L38, replace diary with dairy.

Manuscript must be revised by native English speaker. Do not start sentences with and (L133, L300, L350, L469, L535, L608, L618, L629).

L37-41, vague statement (rewrite).

L 48, L54, L79, L82, Add cheese after quark

 

Materials and Methods

 

L 93, provide pasteurization details because some types of pasteurization affect cheese coagulation.  

L 99, Add A volume of 350 ml……

L 105, replace sterilization with sterilized.

Rewrite the whole section (2.2)

L102, why rennet incubated for 10.5 h (very long time), rennet is an enzyme and takes about 30-45 min to coagulate milk.

L141-142, Qualified and non-qualified cheeses have to be classified by panelists. No enough details are provided in the methodology part.

L149, define L*, a*, b* values

 

Results and Discussion

 

L240, replace DCPD with DPCD.

Table 1, define A, B, C in the footnote.

L245-246, what about time?

Table 3, control has higher TBC and TYMC counts on the other hand lower alcohol content (table 6) compared to DPCD. Justify the source of high alcohol content in control and DPCD samples and discuss why it decreased after 14 days.

Rewrite the whole section (3.3)

L323-328, the control sample has the same increase in pH; discuss why?

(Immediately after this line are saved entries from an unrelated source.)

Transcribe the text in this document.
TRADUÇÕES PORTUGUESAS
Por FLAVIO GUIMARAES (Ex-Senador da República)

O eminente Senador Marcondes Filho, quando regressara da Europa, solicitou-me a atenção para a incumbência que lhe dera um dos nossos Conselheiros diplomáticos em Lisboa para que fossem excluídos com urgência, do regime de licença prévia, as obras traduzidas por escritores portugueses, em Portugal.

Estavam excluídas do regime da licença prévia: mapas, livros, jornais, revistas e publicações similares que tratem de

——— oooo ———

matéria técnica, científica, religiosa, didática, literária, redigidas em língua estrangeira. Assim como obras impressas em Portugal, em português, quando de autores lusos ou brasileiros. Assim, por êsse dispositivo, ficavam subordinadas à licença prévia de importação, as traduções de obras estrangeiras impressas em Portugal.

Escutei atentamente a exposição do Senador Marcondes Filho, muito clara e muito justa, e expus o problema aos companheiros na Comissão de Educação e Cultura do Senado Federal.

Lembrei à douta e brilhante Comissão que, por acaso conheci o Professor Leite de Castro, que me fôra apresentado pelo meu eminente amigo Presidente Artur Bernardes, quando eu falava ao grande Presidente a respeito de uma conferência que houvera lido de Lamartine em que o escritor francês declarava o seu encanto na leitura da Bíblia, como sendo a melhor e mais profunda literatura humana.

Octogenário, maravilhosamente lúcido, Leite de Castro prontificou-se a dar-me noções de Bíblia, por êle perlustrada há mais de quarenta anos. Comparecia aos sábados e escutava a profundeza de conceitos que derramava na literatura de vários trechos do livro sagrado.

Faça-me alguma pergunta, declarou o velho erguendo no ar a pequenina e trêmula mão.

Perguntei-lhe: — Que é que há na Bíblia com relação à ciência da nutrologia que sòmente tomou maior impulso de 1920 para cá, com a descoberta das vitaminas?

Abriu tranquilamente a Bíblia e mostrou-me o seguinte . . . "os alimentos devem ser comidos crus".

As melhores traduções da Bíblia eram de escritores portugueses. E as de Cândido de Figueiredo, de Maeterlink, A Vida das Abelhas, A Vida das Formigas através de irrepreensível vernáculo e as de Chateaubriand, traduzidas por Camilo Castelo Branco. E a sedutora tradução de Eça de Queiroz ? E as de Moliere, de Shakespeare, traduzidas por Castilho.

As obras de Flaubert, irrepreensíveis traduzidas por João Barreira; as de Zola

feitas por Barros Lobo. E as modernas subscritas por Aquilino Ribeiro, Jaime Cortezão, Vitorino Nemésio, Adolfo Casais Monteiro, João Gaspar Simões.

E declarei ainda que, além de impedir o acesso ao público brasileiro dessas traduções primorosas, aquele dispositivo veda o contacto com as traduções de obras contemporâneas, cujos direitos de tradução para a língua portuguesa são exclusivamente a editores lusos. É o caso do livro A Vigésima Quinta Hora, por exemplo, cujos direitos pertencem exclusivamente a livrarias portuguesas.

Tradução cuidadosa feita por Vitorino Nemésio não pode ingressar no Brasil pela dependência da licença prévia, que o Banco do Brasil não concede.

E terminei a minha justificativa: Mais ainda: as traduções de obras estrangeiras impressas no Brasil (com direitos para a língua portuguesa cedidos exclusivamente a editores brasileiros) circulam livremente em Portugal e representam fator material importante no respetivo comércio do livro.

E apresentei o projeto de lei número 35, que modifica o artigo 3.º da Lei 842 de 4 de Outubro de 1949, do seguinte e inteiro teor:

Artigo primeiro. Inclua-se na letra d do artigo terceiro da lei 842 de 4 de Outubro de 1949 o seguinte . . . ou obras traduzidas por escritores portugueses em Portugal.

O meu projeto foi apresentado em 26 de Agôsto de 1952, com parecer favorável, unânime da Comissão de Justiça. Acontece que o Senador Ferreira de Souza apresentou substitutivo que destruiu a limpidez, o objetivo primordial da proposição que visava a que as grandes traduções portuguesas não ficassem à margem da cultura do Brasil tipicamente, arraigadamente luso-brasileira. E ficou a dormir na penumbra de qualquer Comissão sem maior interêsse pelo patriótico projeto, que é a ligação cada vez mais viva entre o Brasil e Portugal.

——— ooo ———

L410-411, add a reference.

 

Table 6, discuss why acids increased in DPCD from 0 to 14 day; on the other hand, pH content in table 3 increased significantly after 14 days. This is not linked to L524-528, but discuss differences in acid content in DPCD from 0 to 14 days.

 

Table 6, discuss why acids decreased in control from 0 to 14 days.

  

 

Throughout the manuscript, the use of the English language needs to be improved. Native English speaker must revise it before resubmission. 

Author Response

Please see the attachment

Author Response File: Author Response.docx

Round 2

Reviewer 2 Report

The authors have improved their manuscript and they have replied to most comments of the reviewers. However, I think authors still need to answer below comments.

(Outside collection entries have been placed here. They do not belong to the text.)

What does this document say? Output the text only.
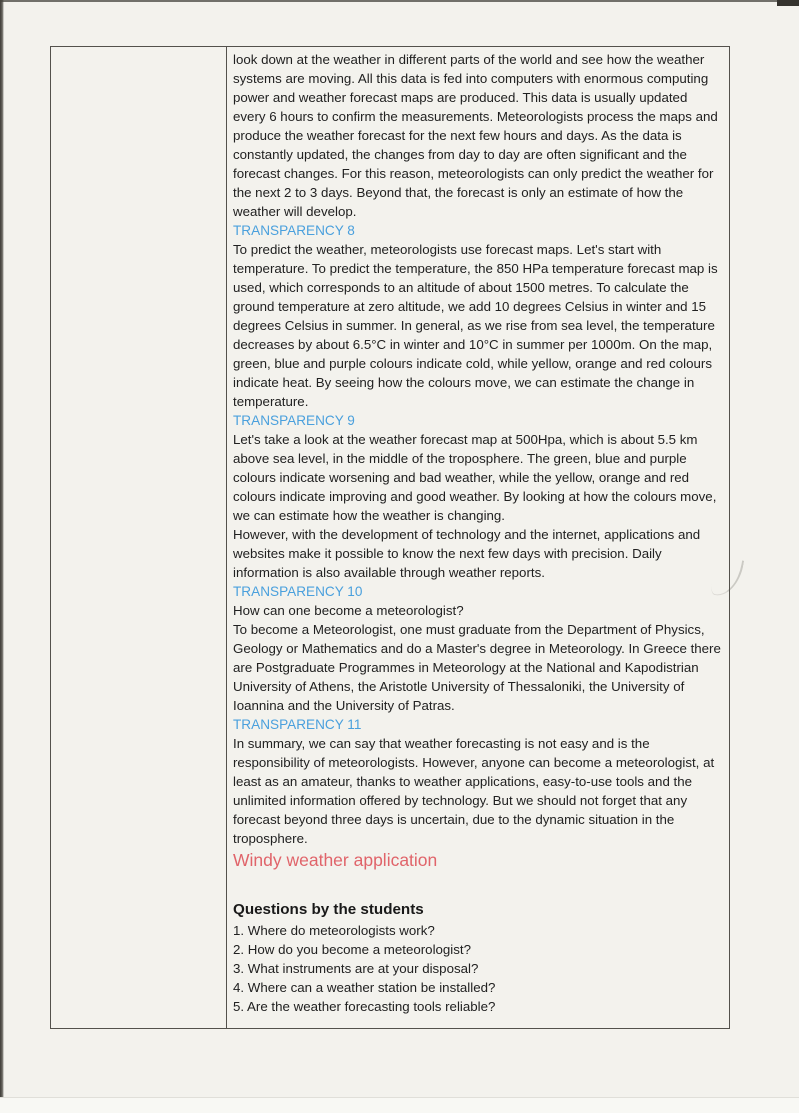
look down at the weather in different parts of the world and see how the weather systems are moving. All this data is fed into computers with enormous computing power and weather forecast maps are produced. This data is usually updated every 6 hours to confirm the measurements. Meteorologists process the maps and produce the weather forecast for the next few hours and days. As the data is constantly updated, the changes from day to day are often significant and the forecast changes. For this reason, meteorologists can only predict the weather for the next 2 to 3 days. Beyond that, the forecast is only an estimate of how the weather will develop.
TRANSPARENCY 8
To predict the weather, meteorologists use forecast maps. Let's start with temperature. To predict the temperature, the 850 HPa temperature forecast map is used, which corresponds to an altitude of about 1500 metres. To calculate the ground temperature at zero altitude, we add 10 degrees Celsius in winter and 15 degrees Celsius in summer. In general, as we rise from sea level, the temperature decreases by about 6.5°C in winter and 10°C in summer per 1000m. On the map, green, blue and purple colours indicate cold, while yellow, orange and red colours indicate heat. By seeing how the colours move, we can estimate the change in temperature.
TRANSPARENCY 9
Let's take a look at the weather forecast map at 500Hpa, which is about 5.5 km above sea level, in the middle of the troposphere. The green, blue and purple colours indicate worsening and bad weather, while the yellow, orange and red colours indicate improving and good weather. By looking at how the colours move, we can estimate how the weather is changing.
However, with the development of technology and the internet, applications and websites make it possible to know the next few days with precision. Daily information is also available through weather reports.
TRANSPARENCY 10
How can one become a meteorologist?
To become a Meteorologist, one must graduate from the Department of Physics, Geology or Mathematics and do a Master's degree in Meteorology. In Greece there are Postgraduate Programmes in Meteorology at the National and Kapodistrian University of Athens, the Aristotle University of Thessaloniki, the University of Ioannina and the University of Patras.
TRANSPARENCY 11
In summary, we can say that weather forecasting is not easy and is the responsibility of meteorologists. However, anyone can become a meteorologist, at least as an amateur, thanks to weather applications, easy-to-use tools and the unlimited information offered by technology. But we should not forget that any forecast beyond three days is uncertain, due to the dynamic situation in the troposphere.
Windy weather application
Questions by the students
1. Where do meteorologists work?
2. How do you become a meteorologist?
3. What instruments are at your disposal?
4. Where can a weather station be installed?
5. Are the weather forecasting tools reliable?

You did not provide answer to my major comments even your response in point number 17 is not scientifically accepted because instruments in dairy factories are disinfected with alkaline (NaoH), it’s costly to disinfect with alcohol (tens of liters), and the last part of your response (alcohol was extremely volatile) contradict each other. In case alcohol volatile, it won’t appear in your tests (table 6). Please provide better response to this comment.

 

Point 19 and L403-405, provide reference for this justification.

 

Author Response

Response to Reviewer 2:

Point1: We are sorry that we might not explain it clearly. Firstly, as for the alcohol content, we did not attribute the existence of alcohol to the production process of milk from factories since there was no microbial contamination detected in cheese initially as we mentioned in results. However, it was likely we think attributed to the routine disinfection of our DPCD instrument in laboratory as various food materials was processed in it. But we believe that because of the volatile profile of alcohol, the amount of alcohol left in DPCD instrument was small that had little impact on cheese. However, the amount and content of volatile substance in quark cheese were in low level itself leading to a relatively large occupation of alcohol in GC-MS results. Secondly, in terms of the TYMC, it was reasonable that both control and DPCD processed cheeses were contaminated by fungi after 14 days and the control displayed greater contamination. We have also the TYMC of cheeses on day 21 (data was not shown in our manuscript) and the TYMC was 3.87±0.98 (×10⁷) CFU/g in the control and 589.50±275.06 CFU/g in DPCD processed cheese, which could justify the results that DPCD inhibit fungal growth as we shown in manuscript. Evert-Arriagada et al. (2014) also reported that no fungus was detected on day 0 and it started appearing on day 7 in cheese samples. Additionally, HPP treated cheese showed less fungal contamination than the native cheese, which was consistent to our results.

[1] Evert-Arriagada, K.; Hernández-Herrero, M.; Guamis, B.; Trujillo, A. Commercial application of high-pressure processing for increasing starter-free fresh cheese shelf-life. LWT, 2014, 55(2), 498-505.

Point 2: We have complemented references for that.